All energy produced by falling water is considered hydro-power. Small-scale hydro projects have low-impact by using only a portion of running water and returning it back to the water cycle.
Micro-hydro technology is an appropriate, environmentally benign energy system that can produce electricity at low cost to isolated communities wherever there are mountains and streams. The two key components of any hydro system are head (vertical drop of the water from its intake to where it turns the turbine) and flow (the volume of water available to turn the turbine).
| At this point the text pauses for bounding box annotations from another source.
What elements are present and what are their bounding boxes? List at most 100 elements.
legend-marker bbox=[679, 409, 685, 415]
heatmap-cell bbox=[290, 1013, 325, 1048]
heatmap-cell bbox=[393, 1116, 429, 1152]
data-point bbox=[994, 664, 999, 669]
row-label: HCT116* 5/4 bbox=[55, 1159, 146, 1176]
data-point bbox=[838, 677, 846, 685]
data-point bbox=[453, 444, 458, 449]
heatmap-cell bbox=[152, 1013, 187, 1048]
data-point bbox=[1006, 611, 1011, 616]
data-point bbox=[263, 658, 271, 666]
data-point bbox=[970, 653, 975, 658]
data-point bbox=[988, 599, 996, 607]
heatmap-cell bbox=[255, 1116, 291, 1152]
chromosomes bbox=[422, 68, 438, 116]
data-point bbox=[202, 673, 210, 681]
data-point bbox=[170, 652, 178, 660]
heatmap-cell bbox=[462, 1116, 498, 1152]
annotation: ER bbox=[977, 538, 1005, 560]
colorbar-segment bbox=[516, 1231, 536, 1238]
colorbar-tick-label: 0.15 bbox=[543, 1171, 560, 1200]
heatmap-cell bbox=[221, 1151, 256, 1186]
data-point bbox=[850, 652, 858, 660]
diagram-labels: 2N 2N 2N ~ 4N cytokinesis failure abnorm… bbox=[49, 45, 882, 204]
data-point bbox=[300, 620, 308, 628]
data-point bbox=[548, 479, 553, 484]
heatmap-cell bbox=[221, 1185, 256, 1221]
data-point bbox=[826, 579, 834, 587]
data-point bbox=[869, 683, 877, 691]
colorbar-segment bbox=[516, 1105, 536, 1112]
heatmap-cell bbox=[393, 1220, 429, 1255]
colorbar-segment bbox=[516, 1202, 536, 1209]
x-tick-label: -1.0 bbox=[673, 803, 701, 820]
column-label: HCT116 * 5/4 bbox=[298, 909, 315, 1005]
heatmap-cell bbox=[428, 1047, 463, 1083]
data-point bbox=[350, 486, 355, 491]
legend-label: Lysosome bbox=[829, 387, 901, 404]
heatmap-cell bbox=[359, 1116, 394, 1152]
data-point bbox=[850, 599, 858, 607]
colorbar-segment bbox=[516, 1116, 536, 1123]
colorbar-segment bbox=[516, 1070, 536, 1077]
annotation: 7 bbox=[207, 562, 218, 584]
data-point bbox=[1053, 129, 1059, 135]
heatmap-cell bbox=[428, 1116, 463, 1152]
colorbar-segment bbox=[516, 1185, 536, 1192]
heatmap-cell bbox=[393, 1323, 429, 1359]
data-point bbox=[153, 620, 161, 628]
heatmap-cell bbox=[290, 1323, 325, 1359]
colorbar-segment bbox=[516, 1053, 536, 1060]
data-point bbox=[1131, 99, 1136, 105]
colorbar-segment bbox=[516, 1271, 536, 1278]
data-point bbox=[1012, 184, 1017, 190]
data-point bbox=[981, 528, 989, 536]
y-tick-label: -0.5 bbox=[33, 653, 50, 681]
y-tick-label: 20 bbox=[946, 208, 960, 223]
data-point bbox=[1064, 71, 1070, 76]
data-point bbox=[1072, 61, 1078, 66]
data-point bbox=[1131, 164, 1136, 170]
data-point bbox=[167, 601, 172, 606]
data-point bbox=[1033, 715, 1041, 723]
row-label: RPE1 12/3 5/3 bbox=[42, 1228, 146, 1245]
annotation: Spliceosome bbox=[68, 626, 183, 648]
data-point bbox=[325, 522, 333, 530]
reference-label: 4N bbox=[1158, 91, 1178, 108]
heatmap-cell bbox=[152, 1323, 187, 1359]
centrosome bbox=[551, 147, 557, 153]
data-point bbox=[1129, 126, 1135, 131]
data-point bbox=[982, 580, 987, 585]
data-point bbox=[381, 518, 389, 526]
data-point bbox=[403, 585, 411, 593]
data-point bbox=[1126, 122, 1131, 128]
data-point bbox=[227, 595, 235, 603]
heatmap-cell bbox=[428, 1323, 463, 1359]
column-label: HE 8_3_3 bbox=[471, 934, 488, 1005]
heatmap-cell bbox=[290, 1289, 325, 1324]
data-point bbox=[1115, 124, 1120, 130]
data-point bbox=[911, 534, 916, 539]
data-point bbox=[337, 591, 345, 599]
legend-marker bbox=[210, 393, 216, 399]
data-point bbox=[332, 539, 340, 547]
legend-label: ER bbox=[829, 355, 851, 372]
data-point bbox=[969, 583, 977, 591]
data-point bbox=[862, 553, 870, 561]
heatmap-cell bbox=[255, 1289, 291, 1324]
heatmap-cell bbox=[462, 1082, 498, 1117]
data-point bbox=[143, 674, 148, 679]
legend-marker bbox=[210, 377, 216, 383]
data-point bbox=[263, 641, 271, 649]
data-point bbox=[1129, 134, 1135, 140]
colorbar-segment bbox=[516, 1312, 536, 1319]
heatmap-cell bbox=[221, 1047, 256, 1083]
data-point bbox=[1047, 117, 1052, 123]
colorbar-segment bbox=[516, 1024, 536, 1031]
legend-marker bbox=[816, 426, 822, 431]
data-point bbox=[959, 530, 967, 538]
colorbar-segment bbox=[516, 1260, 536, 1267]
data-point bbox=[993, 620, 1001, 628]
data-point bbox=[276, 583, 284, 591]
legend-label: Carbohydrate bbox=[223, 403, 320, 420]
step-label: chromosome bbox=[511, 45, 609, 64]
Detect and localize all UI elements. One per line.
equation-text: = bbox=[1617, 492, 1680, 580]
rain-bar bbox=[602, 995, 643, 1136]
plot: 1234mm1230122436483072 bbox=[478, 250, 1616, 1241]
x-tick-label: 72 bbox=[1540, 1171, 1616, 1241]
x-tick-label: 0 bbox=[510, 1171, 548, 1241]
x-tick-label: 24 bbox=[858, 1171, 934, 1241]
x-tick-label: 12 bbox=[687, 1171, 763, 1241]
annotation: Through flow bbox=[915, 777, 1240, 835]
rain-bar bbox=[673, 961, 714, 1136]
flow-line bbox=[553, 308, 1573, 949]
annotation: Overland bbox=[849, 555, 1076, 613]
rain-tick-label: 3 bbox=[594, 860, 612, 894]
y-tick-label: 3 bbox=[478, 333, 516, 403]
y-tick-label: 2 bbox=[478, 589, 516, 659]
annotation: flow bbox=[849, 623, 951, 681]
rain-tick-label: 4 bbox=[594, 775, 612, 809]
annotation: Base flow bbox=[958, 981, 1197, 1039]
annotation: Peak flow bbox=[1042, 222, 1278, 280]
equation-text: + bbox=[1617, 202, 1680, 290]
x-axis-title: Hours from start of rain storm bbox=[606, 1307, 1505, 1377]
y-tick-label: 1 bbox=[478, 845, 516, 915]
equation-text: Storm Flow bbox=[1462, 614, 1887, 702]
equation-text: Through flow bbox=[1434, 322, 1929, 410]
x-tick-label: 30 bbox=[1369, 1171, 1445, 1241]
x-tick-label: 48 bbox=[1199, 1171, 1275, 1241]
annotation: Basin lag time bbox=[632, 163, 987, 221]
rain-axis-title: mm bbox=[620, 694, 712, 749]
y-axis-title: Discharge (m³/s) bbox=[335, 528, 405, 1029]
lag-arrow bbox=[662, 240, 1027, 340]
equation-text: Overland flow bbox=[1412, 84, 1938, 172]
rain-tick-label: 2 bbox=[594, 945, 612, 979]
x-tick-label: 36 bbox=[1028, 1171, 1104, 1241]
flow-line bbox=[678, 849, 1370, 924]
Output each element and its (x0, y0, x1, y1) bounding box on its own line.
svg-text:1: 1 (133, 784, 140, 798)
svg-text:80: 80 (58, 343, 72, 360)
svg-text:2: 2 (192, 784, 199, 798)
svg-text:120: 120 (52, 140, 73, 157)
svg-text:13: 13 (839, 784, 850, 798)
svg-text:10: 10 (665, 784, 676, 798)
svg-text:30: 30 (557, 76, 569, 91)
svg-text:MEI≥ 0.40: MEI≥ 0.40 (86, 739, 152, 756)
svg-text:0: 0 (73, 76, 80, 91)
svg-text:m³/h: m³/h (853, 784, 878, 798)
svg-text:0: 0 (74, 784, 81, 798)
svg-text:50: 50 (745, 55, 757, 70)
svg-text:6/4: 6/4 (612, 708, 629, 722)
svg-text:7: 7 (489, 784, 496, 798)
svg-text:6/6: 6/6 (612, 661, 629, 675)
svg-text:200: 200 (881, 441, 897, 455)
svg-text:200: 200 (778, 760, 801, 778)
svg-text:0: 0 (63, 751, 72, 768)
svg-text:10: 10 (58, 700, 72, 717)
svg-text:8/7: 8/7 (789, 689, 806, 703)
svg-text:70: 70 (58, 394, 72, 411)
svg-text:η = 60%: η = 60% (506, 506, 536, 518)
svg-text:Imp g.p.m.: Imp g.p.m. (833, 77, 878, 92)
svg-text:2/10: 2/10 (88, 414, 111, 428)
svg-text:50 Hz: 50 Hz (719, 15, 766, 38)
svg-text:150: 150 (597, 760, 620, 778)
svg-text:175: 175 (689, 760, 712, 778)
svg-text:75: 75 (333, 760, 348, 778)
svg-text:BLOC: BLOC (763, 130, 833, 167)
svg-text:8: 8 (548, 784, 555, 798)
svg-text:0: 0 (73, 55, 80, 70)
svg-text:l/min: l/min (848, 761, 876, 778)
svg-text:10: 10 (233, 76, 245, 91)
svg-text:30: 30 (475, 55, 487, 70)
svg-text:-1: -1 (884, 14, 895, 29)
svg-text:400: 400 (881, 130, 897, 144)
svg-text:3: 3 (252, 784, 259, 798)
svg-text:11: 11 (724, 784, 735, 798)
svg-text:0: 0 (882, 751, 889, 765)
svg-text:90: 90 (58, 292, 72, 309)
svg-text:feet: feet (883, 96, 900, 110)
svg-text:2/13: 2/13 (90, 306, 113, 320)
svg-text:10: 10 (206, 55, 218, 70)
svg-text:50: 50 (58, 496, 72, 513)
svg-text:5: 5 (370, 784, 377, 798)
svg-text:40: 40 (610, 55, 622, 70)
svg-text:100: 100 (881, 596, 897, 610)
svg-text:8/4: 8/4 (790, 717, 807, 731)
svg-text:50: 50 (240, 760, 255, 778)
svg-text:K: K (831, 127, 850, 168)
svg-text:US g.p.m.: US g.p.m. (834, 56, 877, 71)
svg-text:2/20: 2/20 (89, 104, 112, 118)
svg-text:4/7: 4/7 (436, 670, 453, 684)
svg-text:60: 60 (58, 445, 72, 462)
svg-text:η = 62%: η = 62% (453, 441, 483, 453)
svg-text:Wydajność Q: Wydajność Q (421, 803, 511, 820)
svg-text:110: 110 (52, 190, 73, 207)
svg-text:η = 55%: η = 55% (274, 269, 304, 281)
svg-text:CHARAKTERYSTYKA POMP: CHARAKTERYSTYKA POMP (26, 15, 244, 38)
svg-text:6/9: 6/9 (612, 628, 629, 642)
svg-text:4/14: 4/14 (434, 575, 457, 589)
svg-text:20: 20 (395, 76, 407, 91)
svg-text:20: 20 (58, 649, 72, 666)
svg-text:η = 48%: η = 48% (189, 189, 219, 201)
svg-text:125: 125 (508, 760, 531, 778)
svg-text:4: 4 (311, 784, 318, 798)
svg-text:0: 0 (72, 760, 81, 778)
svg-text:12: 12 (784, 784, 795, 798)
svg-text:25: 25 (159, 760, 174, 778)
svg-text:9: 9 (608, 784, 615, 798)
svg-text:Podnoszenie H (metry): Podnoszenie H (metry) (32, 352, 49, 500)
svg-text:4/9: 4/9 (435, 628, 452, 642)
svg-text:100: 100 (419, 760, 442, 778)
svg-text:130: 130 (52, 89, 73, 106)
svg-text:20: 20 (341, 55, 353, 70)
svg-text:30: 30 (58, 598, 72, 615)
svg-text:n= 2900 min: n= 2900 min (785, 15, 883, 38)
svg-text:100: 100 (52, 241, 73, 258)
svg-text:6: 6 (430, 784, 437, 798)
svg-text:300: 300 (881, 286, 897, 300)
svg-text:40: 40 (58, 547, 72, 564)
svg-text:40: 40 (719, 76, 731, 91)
A simple micro-hydro system is shown below.
B. Power canal/conduit
F. Electrical Transmission Line
G. Transformer House
How Does it Work?
A small wall of loose boulders or concrete diverts water flow from a portion of the stream to a submerged pipe whose size is determined by power needs and cost limitations. This pipe, labeled the penstock, runs straight down a steep slope along the ground sometimes for hundreds of meters until it reaches the powerhouse--the site of the turbine generator. The long fall of water through the pipe causes a small, high-speed stream of water to exit the pipe. This water stream strikes the small turbine causing it to turn at a very high speed. As the turbine rotates, a generator on the same shaft also rotates converting mechanical energy into electrical energy. The water is then castoff into a collection ditch (tailrace) that returns the water to the stream.